Por Luciana Magalhaes
SÃO PAULO, 26 Jul (Reuters) - O presidente Luiz Inácio Lula da Silva classificou as novas tarifas de importação dos Estados Unidos como injustas e um erro estratégico em um artigo de opinião publicado neste domingo no jornal The Washington Post. No texto, Lula diz que as sobretaxas prejudicarão a parceria bilateral entre os países e elevarão os custos para os consumidores norte-americanos.
“Este mês, desconsiderando dezenas de reuniões entre nossas equipes, sólidos argumentos técnicos e documentos que entreguei pessoalmente ao próprio Trump, o governo norte-americano decidiu adotar novas tarifas contra o Brasil que vão de 12,5% a 37,5%”, escreveu Lula no artigo.
As novas tarifas vieram após a decisão da Suprema Corte dos EUA de revogar sobretaxa de 50% imposta no ano passado, observou Lula, acrescentando que alimentos, calçados, têxteis, móveis, peças automotivas e muitos outros produtos ficarão mais caros para os consumidores norte-americanos.

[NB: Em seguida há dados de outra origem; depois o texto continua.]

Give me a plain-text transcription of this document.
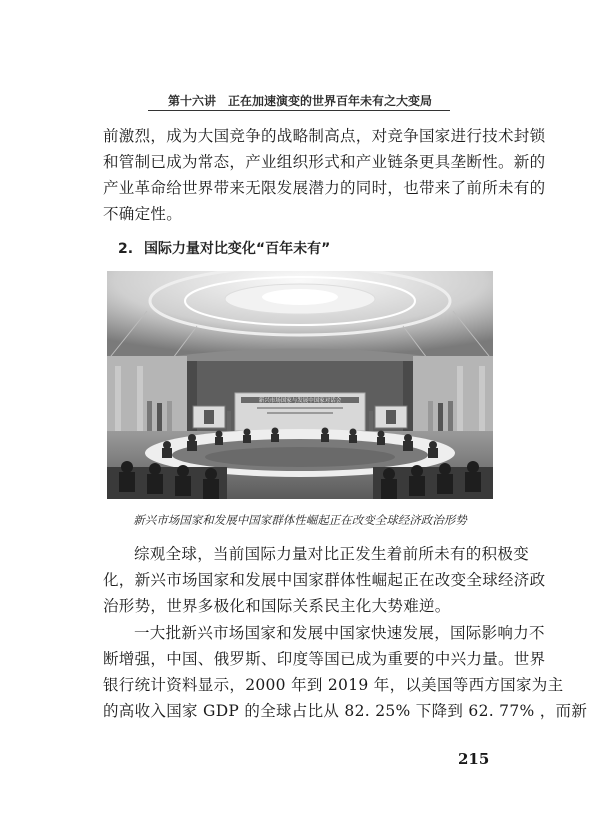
第十六讲　正在加速演变的世界百年未有之大变局
前激烈，成为大国竞争的战略制高点，对竞争国家进行技术封锁
和管制已成为常态，产业组织形式和产业链条更具垄断性。新的
产业革命给世界带来无限发展潜力的同时，也带来了前所未有的
不确定性。
2. 国际力量对比变化“百年未有”
新兴市场国家与发展中国家对话会
新兴市场国家和发展中国家群体性崛起正在改变全球经济政治形势
综观全球，当前国际力量对比正发生着前所未有的积极变
化，新兴市场国家和发展中国家群体性崛起正在改变全球经济政
治形势，世界多极化和国际关系民主化大势难逆。
一大批新兴市场国家和发展中国家快速发展，国际影响力不
断增强，中国、俄罗斯、印度等国已成为重要的中兴力量。世界
银行统计资料显示，2000 年到 2019 年，以美国等西方国家为主
的高收入国家 GDP 的全球占比从 82. 25% 下降到 62. 77% ，而新
215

A Embaixada dos EUA no Brasil não respondeu de imediato a um pedido da Reuters para comentário sobre o artigo.
Lula também citou a Global Trade Alert, uma organização independente com sede na Suíça, que afirma que o Brasil e a Turquia são agora os segundos países mais fortemente onerados por tarifas pelos EUA, ficando atrás apenas da China.
Isso apesar do superávit comercial dos EUA com o Brasil em bens e serviços, que totalizou US$428 bilhões ao longo de 15 anos consecutivos, disse Lula.
No artigo de opinião, publicado um dia após o aliado de Trump e candidato conservador à presidência, Flávio Bolsonaro, ter lançado sua campanha, Lula observou que as exportações brasileiras para os EUA atingiram o nível mais baixo desde 1997.
“No médio prazo, essas tarifas vão levar à desorganização de cadeias produtivas que hoje se encontram densamente integradas e as empresas brasileiras vão substituir fornecedores norte-americanos por outros parceiros”, afirmou Lula.
O Brasil está aberto a um diálogo construtivo com os EUA, disse Lula, mas o país deve decidir seu próprio futuro.
“O destino do Brasil compete apenas aos brasileiros, sem interferência externa, nem subserviência”, disse Lula.